According to the Energy Progress Report 2022 published by IEA, IRENA, UNSD, World Bank WHO Tracking SDG7, it was revealed that the number of Ugandans with access to electricity electricity exceeded the country’s population.
According to the report, the top 20 access-deficit countries in sub-Saharan Africa include Uganda and Kenya which have recorded the largest gains.
The report also indicates that Uganda and Kenya increased their annual access by 5.2 and 3 percentage points respectively.
To arrive at the conclusion, the team of five custodian agencies subtracted the access rate of the first year from that of the second year, then divided the result by the second year minus the first year.
The report further reveals that measuring electricity access enables governments to assess the state of access and effectively implement the 2030 Agenda which encompasses Sustainable Development Goal 7, which aims to increase access to affordable, reliable, sustainable and modern energy for all by 2030.
Nigeria, Democratic Republic of Congo and Ethiopia had the largest unserved populations.
It should be noted that improving access to clean energy is in line with Uganda’s Third National Development Plan.
To ensure that Ugandans can get clean energy at an affordable price, the government is now funding the construction of renewable energy generating stations like Karuma and Isimba whose tariffs do not exceed five cents US (Sh182) per unit.
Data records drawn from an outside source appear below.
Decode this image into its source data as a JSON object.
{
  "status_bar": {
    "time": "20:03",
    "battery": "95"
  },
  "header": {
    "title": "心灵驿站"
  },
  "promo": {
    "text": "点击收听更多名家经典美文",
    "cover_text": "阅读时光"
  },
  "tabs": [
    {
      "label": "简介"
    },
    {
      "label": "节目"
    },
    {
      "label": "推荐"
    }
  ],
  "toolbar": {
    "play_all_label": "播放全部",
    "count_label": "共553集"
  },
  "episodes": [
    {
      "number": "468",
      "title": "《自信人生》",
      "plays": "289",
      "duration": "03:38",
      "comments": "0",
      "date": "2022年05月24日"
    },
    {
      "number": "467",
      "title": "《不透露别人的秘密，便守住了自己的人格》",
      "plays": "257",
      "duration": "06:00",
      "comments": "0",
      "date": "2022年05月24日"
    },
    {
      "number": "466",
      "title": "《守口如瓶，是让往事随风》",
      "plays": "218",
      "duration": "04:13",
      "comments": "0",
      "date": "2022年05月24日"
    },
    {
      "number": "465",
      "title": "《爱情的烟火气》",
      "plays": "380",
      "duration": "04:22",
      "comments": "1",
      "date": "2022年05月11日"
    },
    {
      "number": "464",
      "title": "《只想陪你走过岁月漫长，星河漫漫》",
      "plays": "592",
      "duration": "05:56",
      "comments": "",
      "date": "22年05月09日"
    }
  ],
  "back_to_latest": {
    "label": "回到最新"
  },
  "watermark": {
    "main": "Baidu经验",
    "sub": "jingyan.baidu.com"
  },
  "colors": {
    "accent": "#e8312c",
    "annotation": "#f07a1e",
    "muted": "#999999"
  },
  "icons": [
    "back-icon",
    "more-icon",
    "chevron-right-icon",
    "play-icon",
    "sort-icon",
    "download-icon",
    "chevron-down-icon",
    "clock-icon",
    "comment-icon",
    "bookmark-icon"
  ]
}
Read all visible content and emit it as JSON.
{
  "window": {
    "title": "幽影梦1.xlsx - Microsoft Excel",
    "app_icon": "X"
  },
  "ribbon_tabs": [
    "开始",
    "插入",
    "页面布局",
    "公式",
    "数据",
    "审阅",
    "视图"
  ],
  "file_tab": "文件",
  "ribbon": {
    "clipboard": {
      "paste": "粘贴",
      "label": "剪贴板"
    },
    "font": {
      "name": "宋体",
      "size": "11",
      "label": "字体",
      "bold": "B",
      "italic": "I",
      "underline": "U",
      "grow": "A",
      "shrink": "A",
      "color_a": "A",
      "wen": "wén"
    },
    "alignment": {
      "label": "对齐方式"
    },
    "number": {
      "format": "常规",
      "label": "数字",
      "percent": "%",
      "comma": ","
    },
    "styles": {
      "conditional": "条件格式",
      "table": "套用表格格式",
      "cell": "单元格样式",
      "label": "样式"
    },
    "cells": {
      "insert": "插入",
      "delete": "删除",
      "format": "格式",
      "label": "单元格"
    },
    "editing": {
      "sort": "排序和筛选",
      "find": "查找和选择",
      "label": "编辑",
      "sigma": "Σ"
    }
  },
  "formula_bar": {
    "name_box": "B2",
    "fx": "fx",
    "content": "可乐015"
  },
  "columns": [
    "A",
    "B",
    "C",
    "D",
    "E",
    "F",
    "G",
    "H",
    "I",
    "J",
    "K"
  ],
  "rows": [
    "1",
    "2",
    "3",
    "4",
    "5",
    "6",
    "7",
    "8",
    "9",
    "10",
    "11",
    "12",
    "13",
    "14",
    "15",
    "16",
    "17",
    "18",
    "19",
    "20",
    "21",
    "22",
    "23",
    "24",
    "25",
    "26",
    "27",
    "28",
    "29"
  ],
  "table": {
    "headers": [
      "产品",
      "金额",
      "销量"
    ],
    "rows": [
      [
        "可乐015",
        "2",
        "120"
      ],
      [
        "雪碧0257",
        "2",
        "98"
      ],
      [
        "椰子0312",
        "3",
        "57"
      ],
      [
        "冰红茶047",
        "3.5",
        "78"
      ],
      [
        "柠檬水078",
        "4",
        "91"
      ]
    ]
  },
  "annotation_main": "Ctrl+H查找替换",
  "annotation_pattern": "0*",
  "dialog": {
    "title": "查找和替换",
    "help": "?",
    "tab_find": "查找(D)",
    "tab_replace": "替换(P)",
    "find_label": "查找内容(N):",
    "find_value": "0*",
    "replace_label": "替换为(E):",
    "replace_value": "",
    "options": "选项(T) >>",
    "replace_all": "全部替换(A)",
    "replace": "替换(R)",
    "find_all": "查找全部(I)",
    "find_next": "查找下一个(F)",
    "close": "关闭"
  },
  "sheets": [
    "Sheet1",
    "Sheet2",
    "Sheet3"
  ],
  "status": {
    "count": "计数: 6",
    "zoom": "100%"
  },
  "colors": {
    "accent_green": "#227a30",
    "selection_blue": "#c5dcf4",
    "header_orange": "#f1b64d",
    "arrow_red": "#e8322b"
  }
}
It introduced sliding scale tariffs for large and very large industrial users, it introduced a vital tariff band for household consumption, introduced a cooking tariff to encourage many households to use electricity for cooking and ensured the refinancing of the debts of Bujagali Energy Limited. .
The report also noted that Nigeria, the Democratic Republic of Congo and Ethiopia had the largest unserved populations.